Real Estate Developer Credited With Restoring Chateau Marmont Dies At 89
LOS ANGELES (CBSLA.com) — The real estate developer who restored the Chateau Marmont hotel in West Hollywood to its old glory has died.
Raymond Sarlot was 89.
Sarlot and a partner paid $1 million for the landmark Sunset Strip property in 1975.
He said years later at the time he was just looking for a tax write-off.
Instead, the hotel became a West Hollywood landmark and has a history with Hollywood royalty that is both storied and scandalous.
Sarlot died April 27 at his home in Los Angeles after a long illness, his wife Sally Rae Sarlot told the Los Angeles Times.

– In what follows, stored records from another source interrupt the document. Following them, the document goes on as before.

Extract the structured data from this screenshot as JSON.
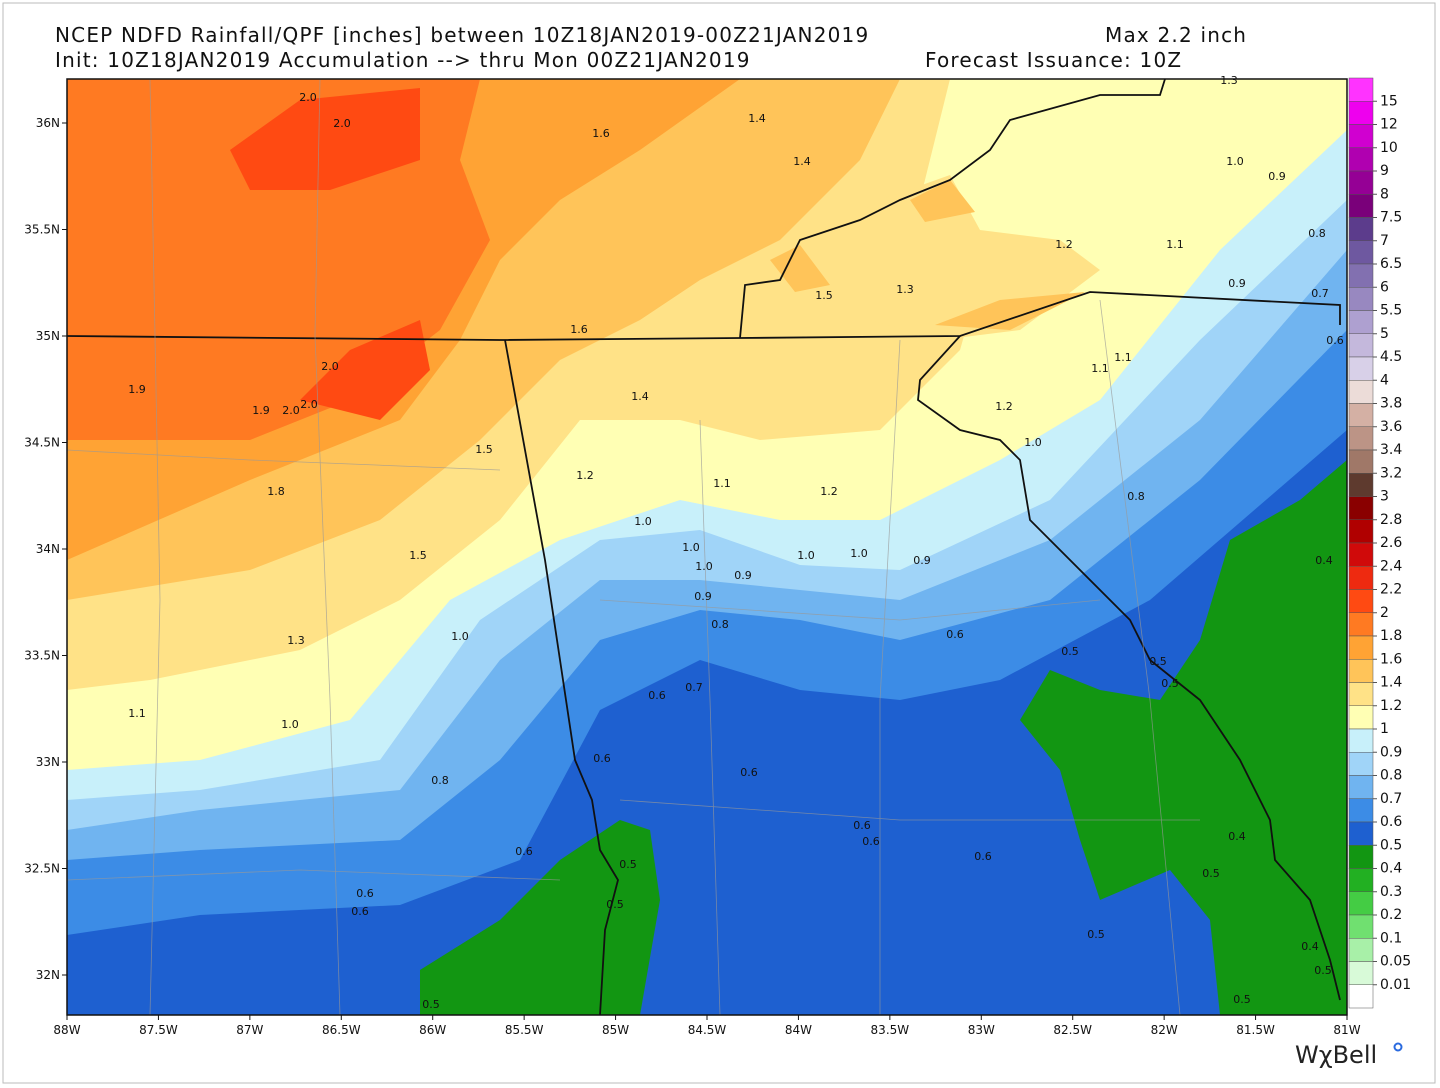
{
  "header": {
    "title": "NCEP NDFD Rainfall/QPF [inches] between 10Z18JAN2019-00Z21JAN2019",
    "max": "Max 2.2 inch",
    "init": "Init: 10Z18JAN2019 Accumulation --> thru Mon 00Z21JAN2019",
    "issuance": "Forecast Issuance: 10Z"
  },
  "map": {
    "lat_ticks": [
      {
        "value": 36,
        "label": "36N"
      },
      {
        "value": 35.5,
        "label": "35.5N"
      },
      {
        "value": 35,
        "label": "35N"
      },
      {
        "value": 34.5,
        "label": "34.5N"
      },
      {
        "value": 34,
        "label": "34N"
      },
      {
        "value": 33.5,
        "label": "33.5N"
      },
      {
        "value": 33,
        "label": "33N"
      },
      {
        "value": 32.5,
        "label": "32.5N"
      },
      {
        "value": 32,
        "label": "32N"
      }
    ],
    "lon_ticks": [
      {
        "value": -88,
        "label": "88W"
      },
      {
        "value": -87.5,
        "label": "87.5W"
      },
      {
        "value": -87,
        "label": "87W"
      },
      {
        "value": -86.5,
        "label": "86.5W"
      },
      {
        "value": -86,
        "label": "86W"
      },
      {
        "value": -85.5,
        "label": "85.5W"
      },
      {
        "value": -85,
        "label": "85W"
      },
      {
        "value": -84.5,
        "label": "84.5W"
      },
      {
        "value": -84,
        "label": "84W"
      },
      {
        "value": -83.5,
        "label": "83.5W"
      },
      {
        "value": -83,
        "label": "83W"
      },
      {
        "value": -82.5,
        "label": "82.5W"
      },
      {
        "value": -82,
        "label": "82W"
      },
      {
        "value": -81.5,
        "label": "81.5W"
      },
      {
        "value": -81,
        "label": "81W"
      }
    ],
    "contour_labels": [
      "2.0",
      "2.0",
      "1.6",
      "1.4",
      "1.4",
      "1.3",
      "1.0",
      "0.9",
      "0.8",
      "1.2",
      "1.1",
      "0.9",
      "0.7",
      "0.6",
      "1.5",
      "1.3",
      "1.6",
      "2.0",
      "1.9",
      "1.9",
      "2.0",
      "2.0",
      "1.4",
      "1.1",
      "1.1",
      "1.2",
      "1.0",
      "1.5",
      "1.2",
      "1.1",
      "1.2",
      "1.8",
      "0.8",
      "1.0",
      "1.0",
      "1.0",
      "1.0",
      "0.9",
      "1.5",
      "1.0",
      "0.9",
      "0.4",
      "0.9",
      "0.8",
      "1.3",
      "1.0",
      "0.6",
      "0.5",
      "0.5",
      "0.5",
      "0.7",
      "0.6",
      "1.1",
      "1.0",
      "0.6",
      "0.6",
      "0.8",
      "0.6",
      "0.6",
      "0.4",
      "0.6",
      "0.5",
      "0.6",
      "0.5",
      "0.6",
      "0.6",
      "0.5",
      "0.5",
      "0.4",
      "0.5",
      "0.5",
      "0.5"
    ]
  },
  "colorbar": {
    "levels": [
      15,
      12,
      10,
      9,
      8,
      7.5,
      7,
      6.5,
      6,
      5.5,
      5,
      4.5,
      4,
      3.8,
      3.6,
      3.4,
      3.2,
      3,
      2.8,
      2.6,
      2.4,
      2.2,
      2,
      1.8,
      1.6,
      1.4,
      1.2,
      1,
      0.9,
      0.8,
      0.7,
      0.6,
      0.5,
      0.4,
      0.3,
      0.2,
      0.1,
      0.05,
      0.01
    ],
    "colors": [
      "#ff33ff",
      "#ee00ee",
      "#d000d0",
      "#b000b0",
      "#950095",
      "#7a007a",
      "#5c3c8c",
      "#6e58a0",
      "#8270b0",
      "#9888c0",
      "#aea0d0",
      "#c4b8dc",
      "#d8d0e8",
      "#ecdcd8",
      "#d4b0a4",
      "#bc9486",
      "#a07868",
      "#5e3a2e",
      "#8a0000",
      "#b00000",
      "#d00a0a",
      "#ee2a10",
      "#ff4a12",
      "#ff7a22",
      "#ffa334",
      "#ffc459",
      "#ffe287",
      "#ffffb4",
      "#c8f0fa",
      "#a0d4f8",
      "#70b4f0",
      "#3c8ce6",
      "#1e60d0",
      "#129612",
      "#22b022",
      "#44cc44",
      "#70e070",
      "#a8f0a8",
      "#d8fad8",
      "#ffffff"
    ]
  },
  "logo": "WχBell"
}
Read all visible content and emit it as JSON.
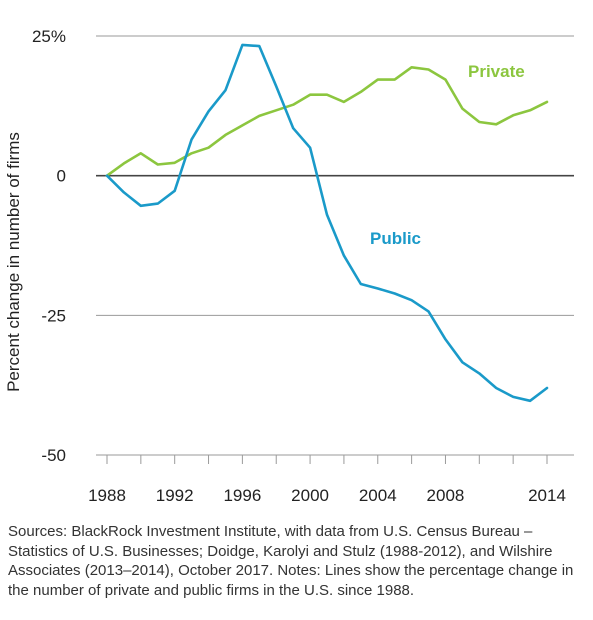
{
  "chart_data": {
    "type": "line",
    "ylabel": "Percent change in number of firms",
    "ylim": [
      -50,
      25
    ],
    "y_ticks": [
      {
        "value": 25,
        "label": "25%"
      },
      {
        "value": 0,
        "label": "0"
      },
      {
        "value": -25,
        "label": "-25"
      },
      {
        "value": -50,
        "label": "-50"
      }
    ],
    "xlim": [
      1988,
      2014
    ],
    "x_ticks": [
      1988,
      1992,
      1996,
      2000,
      2004,
      2008,
      2014
    ],
    "x_tick_marks": [
      1988,
      1990,
      1992,
      1994,
      1996,
      1998,
      2000,
      2002,
      2004,
      2006,
      2008,
      2010,
      2012,
      2014
    ],
    "grid": true,
    "series": [
      {
        "name": "Private",
        "color": "#8cc63f",
        "x": [
          1988,
          1989,
          1990,
          1991,
          1992,
          1993,
          1994,
          1995,
          1996,
          1997,
          1998,
          1999,
          2000,
          2001,
          2002,
          2003,
          2004,
          2005,
          2006,
          2007,
          2008,
          2009,
          2010,
          2011,
          2012,
          2013,
          2014
        ],
        "values": [
          0,
          2.2,
          4,
          2,
          2.3,
          4,
          5,
          7.3,
          9,
          10.7,
          11.7,
          12.7,
          14.5,
          14.5,
          13.2,
          15,
          17.2,
          17.2,
          19.4,
          19,
          17.2,
          12,
          9.6,
          9.2,
          10.8,
          11.7,
          13.2
        ]
      },
      {
        "name": "Public",
        "color": "#1a9ac9",
        "x": [
          1988,
          1989,
          1990,
          1991,
          1992,
          1993,
          1994,
          1995,
          1996,
          1997,
          1998,
          1999,
          2000,
          2001,
          2002,
          2003,
          2004,
          2005,
          2006,
          2007,
          2008,
          2009,
          2010,
          2011,
          2012,
          2013,
          2014
        ],
        "values": [
          0,
          -3,
          -5.4,
          -5,
          -2.7,
          6.5,
          11.5,
          15.3,
          23.4,
          23.2,
          16,
          8.5,
          5,
          -7,
          -14.3,
          -19.4,
          -20.2,
          -21.1,
          -22.3,
          -24.3,
          -29.3,
          -33.4,
          -35.4,
          -38,
          -39.6,
          -40.3,
          -38
        ]
      }
    ],
    "annotations": [
      {
        "text": "Private",
        "series": "Private"
      },
      {
        "text": "Public",
        "series": "Public"
      }
    ]
  },
  "source_note": "Sources: BlackRock Investment Institute, with data from U.S. Census Bureau – Statistics of U.S. Businesses; Doidge, Karolyi and Stulz (1988-2012), and Wilshire Associates (2013–2014), October 2017. Notes: Lines show the percentage change in the number of private and public firms in the U.S. since 1988."
}
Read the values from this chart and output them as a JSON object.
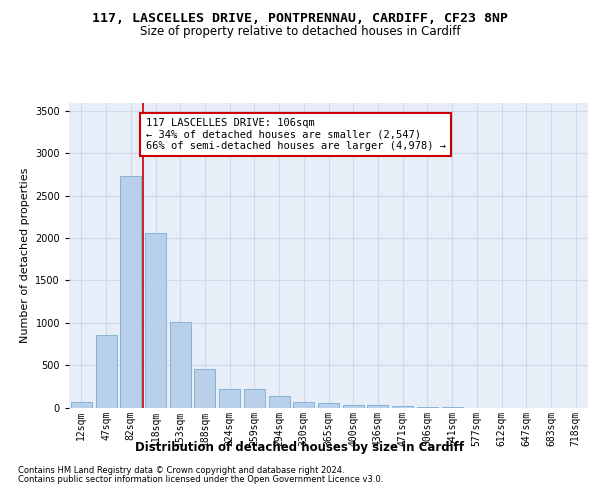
{
  "title_line1": "117, LASCELLES DRIVE, PONTPRENNAU, CARDIFF, CF23 8NP",
  "title_line2": "Size of property relative to detached houses in Cardiff",
  "xlabel": "Distribution of detached houses by size in Cardiff",
  "ylabel": "Number of detached properties",
  "bar_labels": [
    "12sqm",
    "47sqm",
    "82sqm",
    "118sqm",
    "153sqm",
    "188sqm",
    "224sqm",
    "259sqm",
    "294sqm",
    "330sqm",
    "365sqm",
    "400sqm",
    "436sqm",
    "471sqm",
    "506sqm",
    "541sqm",
    "577sqm",
    "612sqm",
    "647sqm",
    "683sqm",
    "718sqm"
  ],
  "bar_values": [
    60,
    850,
    2730,
    2060,
    1005,
    460,
    220,
    215,
    130,
    65,
    55,
    30,
    25,
    15,
    5,
    5,
    0,
    0,
    0,
    0,
    0
  ],
  "bar_color": "#b8d0ea",
  "bar_edge_color": "#7aadd4",
  "vline_color": "#cc0000",
  "vline_pos": 2.5,
  "annotation_text": "117 LASCELLES DRIVE: 106sqm\n← 34% of detached houses are smaller (2,547)\n66% of semi-detached houses are larger (4,978) →",
  "annotation_box_edgecolor": "#cc0000",
  "annotation_box_facecolor": "#ffffff",
  "ylim": [
    0,
    3600
  ],
  "yticks": [
    0,
    500,
    1000,
    1500,
    2000,
    2500,
    3000,
    3500
  ],
  "grid_color": "#d0d8e8",
  "bg_color": "#e8eef8",
  "footer_line1": "Contains HM Land Registry data © Crown copyright and database right 2024.",
  "footer_line2": "Contains public sector information licensed under the Open Government Licence v3.0.",
  "title_fontsize": 9.5,
  "subtitle_fontsize": 8.5,
  "tick_fontsize": 7,
  "ylabel_fontsize": 8,
  "xlabel_fontsize": 8.5,
  "annotation_fontsize": 7.5,
  "footer_fontsize": 6
}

The Chateau Marmont renovation took several years and during the building and re-building, Sarlot moved onto the property.
The hotel has been a who's who haven for such notable Hollywood figures as Greta Garbo, Billy Wilder, Marilyn Monroe, Katherine Hepburn, Tony Randall, Roman Polanski and Sharon Tate since it was built in 1927.
Infamously, one of its bungalows was the scene of comic actor John Belushi's death from a drug overdose in 1982.
The Los Angeles Cultural Heritage Commission declared the property a historical landmark in 1976.
Sarlot, a Chicago native who was also instrumental in launching the Los Angeles Marathon, sold the hotel in 1986.